A rebound in the U.S. economy, improved consumer confidence and low energy prices should perk up the retail sector. The sector has the second-best sales projection of 5.5%. As a result, the Zacks Rank #1 RTH should be closely watched (read: 6 ETFs to Play in Q1).

Nautilus Inc. (NLS)

Nautilus along with its subsidiaries, designs, manufactures, sources, and markets cardiovascular, and strength and nutrition fitness equipment, as well as the related accessories. The underlying sector of the stock is in the top 9%. The stock has a momentum score of ‘A’. The company has seen annual sales growth of 25.43%, with a P/S of 1.78.


First Trust Utilities Alphadex Fund (FXU)

The Utilities sector is expected to post 4.1% revenue growth in Q4. Plus, the subdued U.S. Treasury yields in spite of the Fed liftoff and the latest surge in risk-off trade sentiments should support the sector. Investors thus can a take a look at the Zacks Rank #3 ETF FXU.

Calpine Corp (CPN)

Calpine Corporation is a wholesale power generation company of North America. Its revenues grew 27.4% in the last fiscal year and the stock currently has a P/S of 0.68 times.

Consumer Discretionary

PowerShares Dynamic Leisure and Entertainment Portfolio (PEJ)
The Consumer discretionary sector is projected to register 1.8% revenue growth in Q4. With the job market strengthening, consumers are likely to splurge on leisure and entertainment activities and products.
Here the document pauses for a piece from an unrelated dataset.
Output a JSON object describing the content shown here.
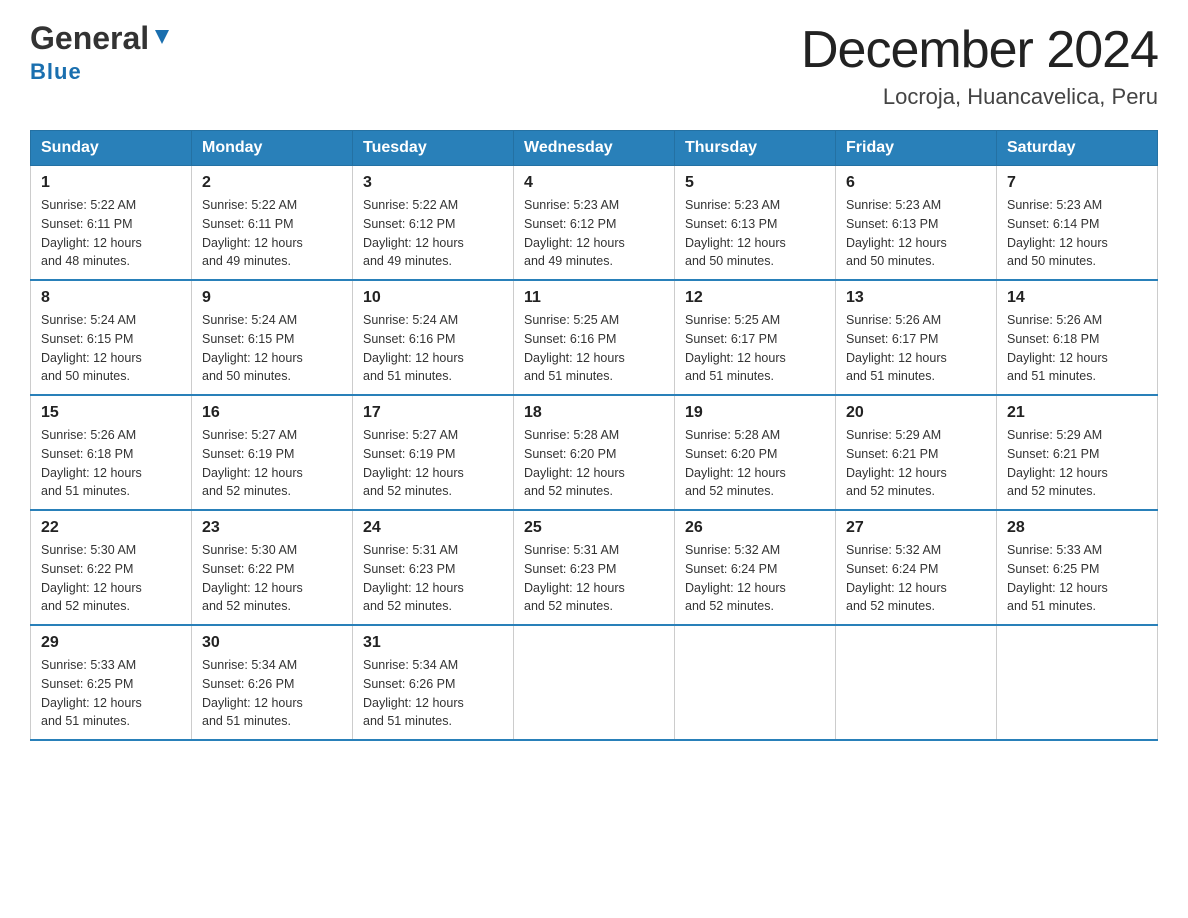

Plus, According to Equity Clock, seasonal strength for this sector stretches from October 17 to April 12. PEJ has a Zacks ETF Rank #3 (Hold) with a Medium risk outlook (read: 5 ETFs to Profit from the Oil Collapse).

Francesca's Holdings Corporation (FRAN)

Francesca's offers fashion apparel, accessories, and gifts targeted at women. Its revenues expanded 10.92% in the last fiscal year and it has a P/S ratio of 1.69 times. This is a high momentum stock with a score of ‘A’ though it provides moderate value also with a score of ‘C’.


Nasdaq Internet Portfolio (PNQI)

In the technology sector, Internet stocks and the related ETFs deserve special mention, with strength in the software/Internet spaces marred somewhat by weakness in the hardware and semi-conductor industries. Expected revenue growth for the tech space is 1.2%. PNQI has a Zacks ETF Rank #2 (Buy) (read: Internet ETFs to Buy After the Latest Sell-Off).

Upland Software Inc. (UPLD)

Upland Software offers cloud-based enterprise work management software. Its industry is in the top 25% space at the time of writing. Its previous yearly revenue growth was 56.76% and P/S ratio is 1.58 times.